Since the White House still gave credence to the CIA in spite of its long history of incompetence, it ordered the urgent, even panicked evacuation of the US diplomatic mission to Lviv. Had they had any idea at all, they might have noticed that the Russians proposed to invade Europe’s largest country with very few troops — 150,000 compared to the 800,000 sent into far smaller Czechoslovakia in 1968 — and told the White House that with a bit of help the Ukrainians would contain the invasion.

But the CIA is highly professional in its press relations, and sure enough the New York Times promptly published an article that featured “former intelligence officers” highlighting the impossibility of ascertaining “fighting spirit”. It was as neat an illustration as any of why Kabul fell, and why Kyiv could too. Unless the US remedies its CIA problem by emptying out and fumigating the place, before restaffing it with people who care enough about the world to learn its languages, the US will continue to fly blind — and crash into the next Ukraine.

Comments

  1. A Wild Goose says:

    The language skills of the modern US State Department are similarly embarrassing.

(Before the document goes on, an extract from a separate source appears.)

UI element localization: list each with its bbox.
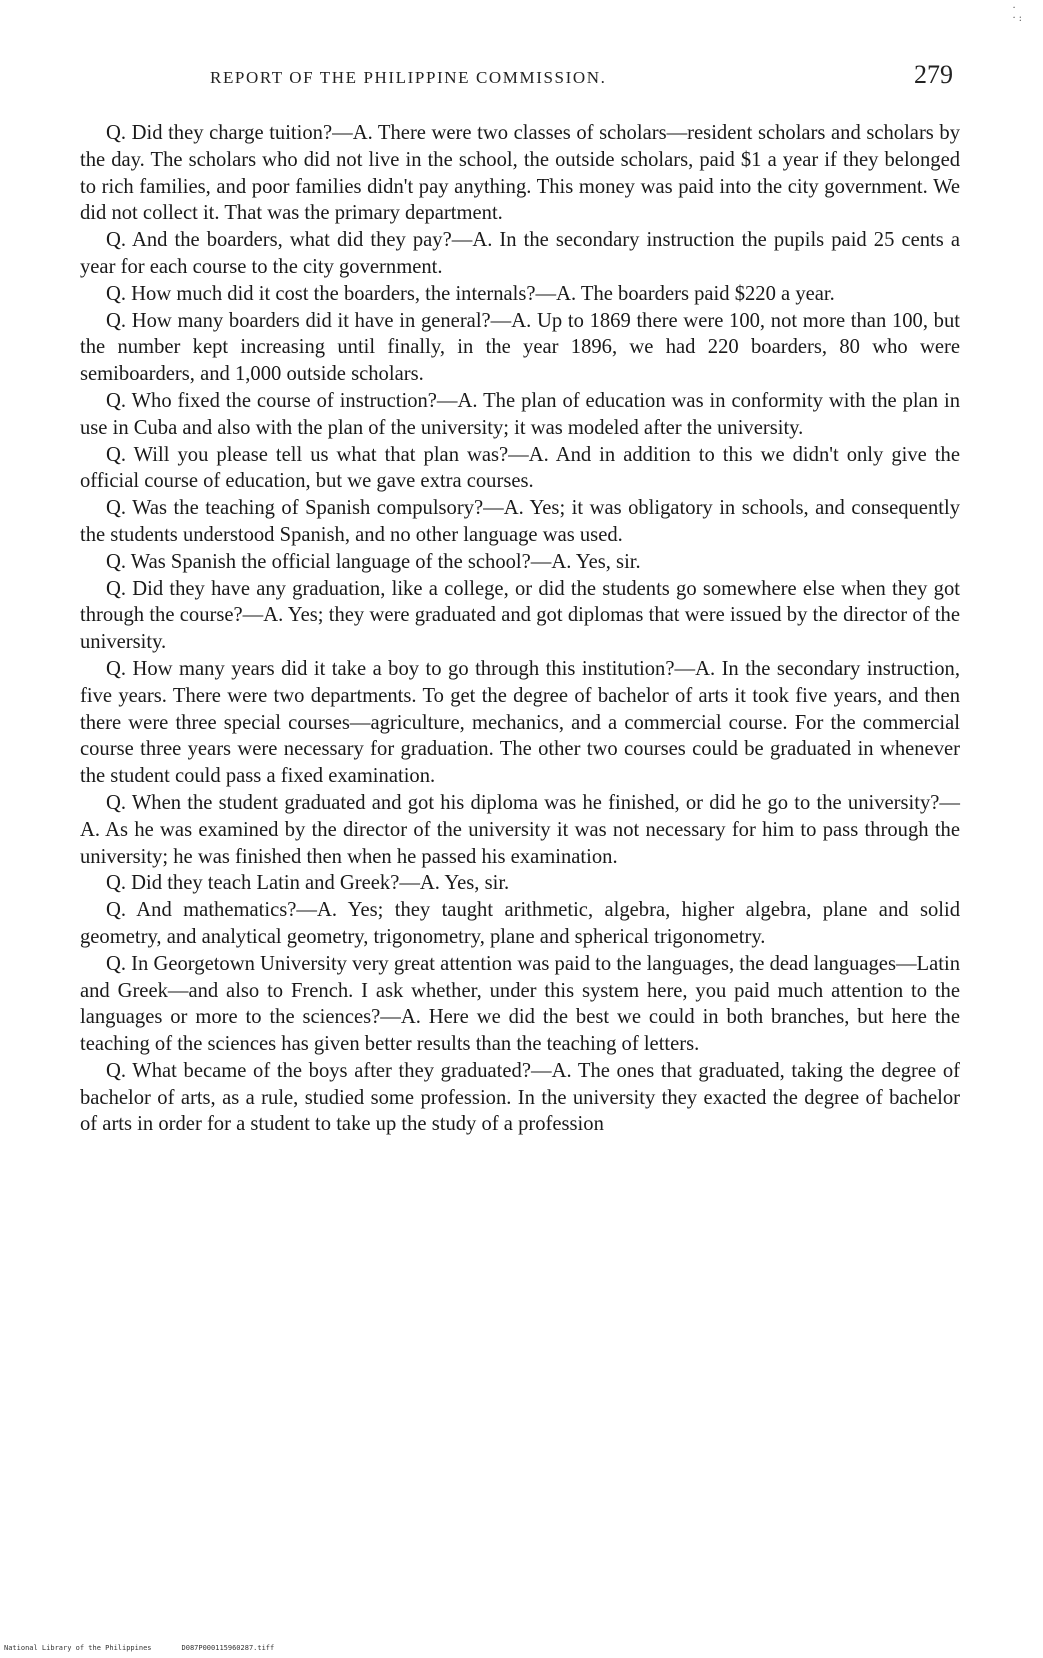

    I speak from first-hand experience.

  2. Arnold says:

    The DOD teaches the idea that a culture defines its world view by language. Therefore, to understand a country one is posted to we should understand it’s language. Nothing new here. The problem is getting language training in the troops. The military can train limited numbers at Monterey, but obviously the civilian agencies require their applicants to develop their own skills. Unfortunately, this is not happening. Unless there is positive support for language training, as well as STEM, the downhill slide will continue unabated.

  3. VXXC says:

    No skin in the game.

    We have elites that haven’t fought since 1945 and they were already hanging back in WW2.

    As for the CIA, it’s run by Ivy Leaguers, and of course they get good press no matter what, except once in awhile when someone who actually leaves the office is working for a GOP president.

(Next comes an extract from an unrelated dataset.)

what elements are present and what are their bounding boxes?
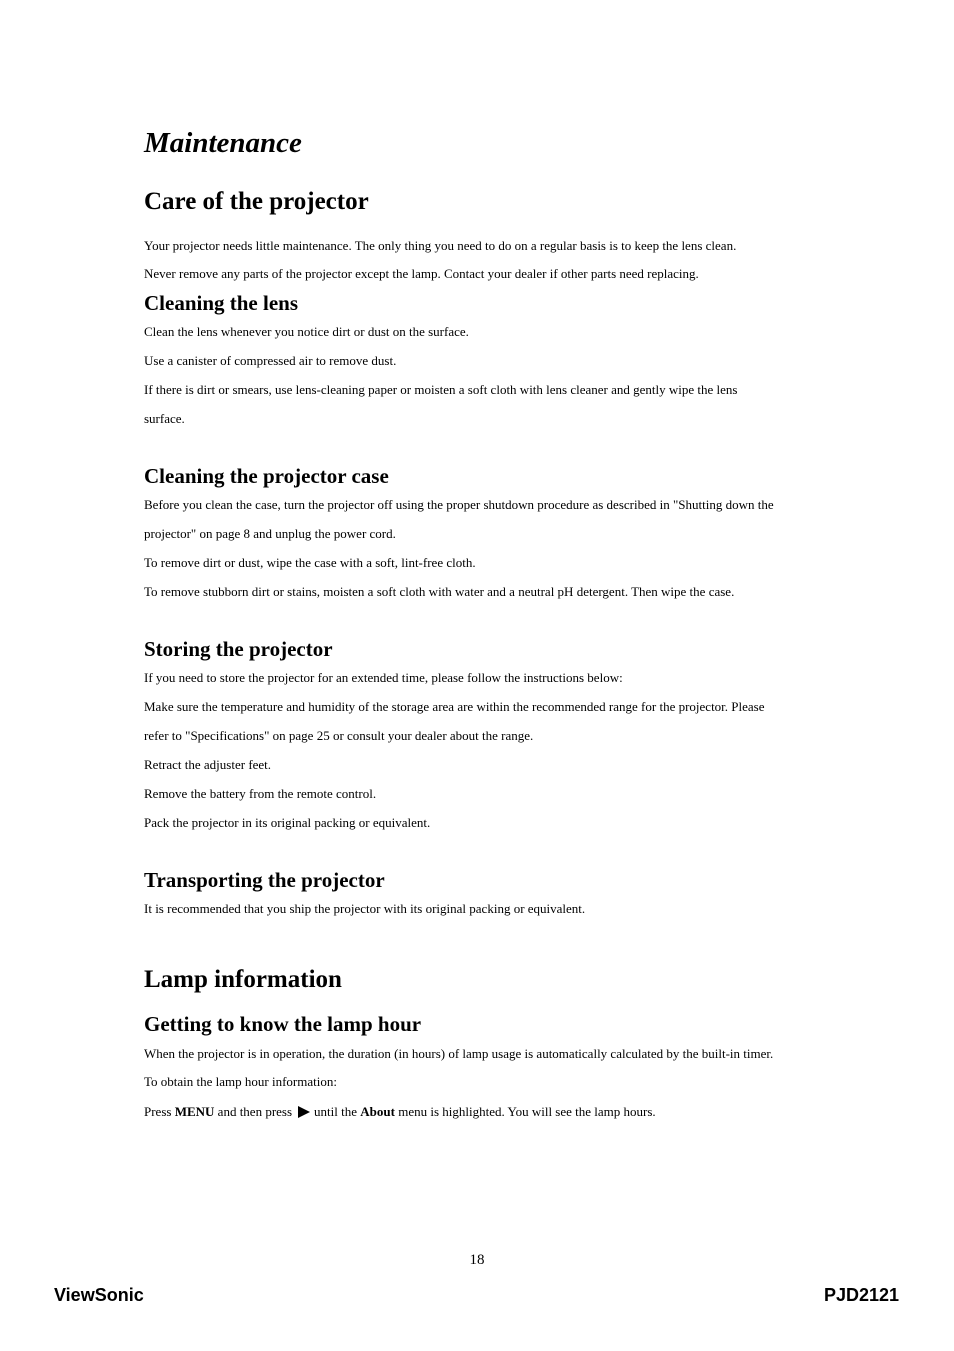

    The CIA, I’m sure, has competent people, just like the military does. None of them ever get near a decision-maker to tell them the truth.

    Once Trump went out on a listening tour of the actual enlisted in the Army. When he came back he threatened to fire his Generals.

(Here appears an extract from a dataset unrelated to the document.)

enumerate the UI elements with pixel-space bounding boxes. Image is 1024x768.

    By the way, they could speak 50 languages. If you don’t lie, you don’t get promoted.

    It’s not language skills; it’s that they’re liars.

    Multi-lingual liars will not save us.

  4. Longarch says:

    “The CIA, I’m sure, has competent people, just like the military does. None of them ever get near a decision-maker to tell them the truth.”

    “Once Trump went out on a listening tour of the actual enlisted in the Army. When he came back he threatened to fire his Generals.”

    Around 1992, I had the pleasure and privilege of studying foreign languages at a private university alongside a sergeant in the US Army. Whereas I was an excessively clever student who relied too much on talent and not enough on hard work, he was a model student and applied himself with diligence and good sense. He was a man of great wisdom and some cleverness. If the entire US government were composed of sergeants like that man, the USA truly would be a shining city on a hill, inspiring other nations to imitate its example. I do not know whether the US Army’s sergeants still hold that standard, but I am worried that the US military will not be able to fill its ranks with stable, hardworking, courageous men.

    I have few pleasant things to say about US generals, but their enlisted men and some of their lieutenants really are God’s gift to civilization.

  5. VXXC says:

    Longarch,

    There’s plenty of sergeants and junior officers like that and a few even more than a few brilliant ones.

    The problem being the dullards and the clever careerists weed them out.

    As for the Generals: they’re alone.
    That much is clear to all of us, they are of the elites and not of us. This is more than common knowledge it is the open consensus. [we've had it].

    It is mad folly and their doom to take the above combination to war but the gods it seems have decreed the elites destruction and made them mad.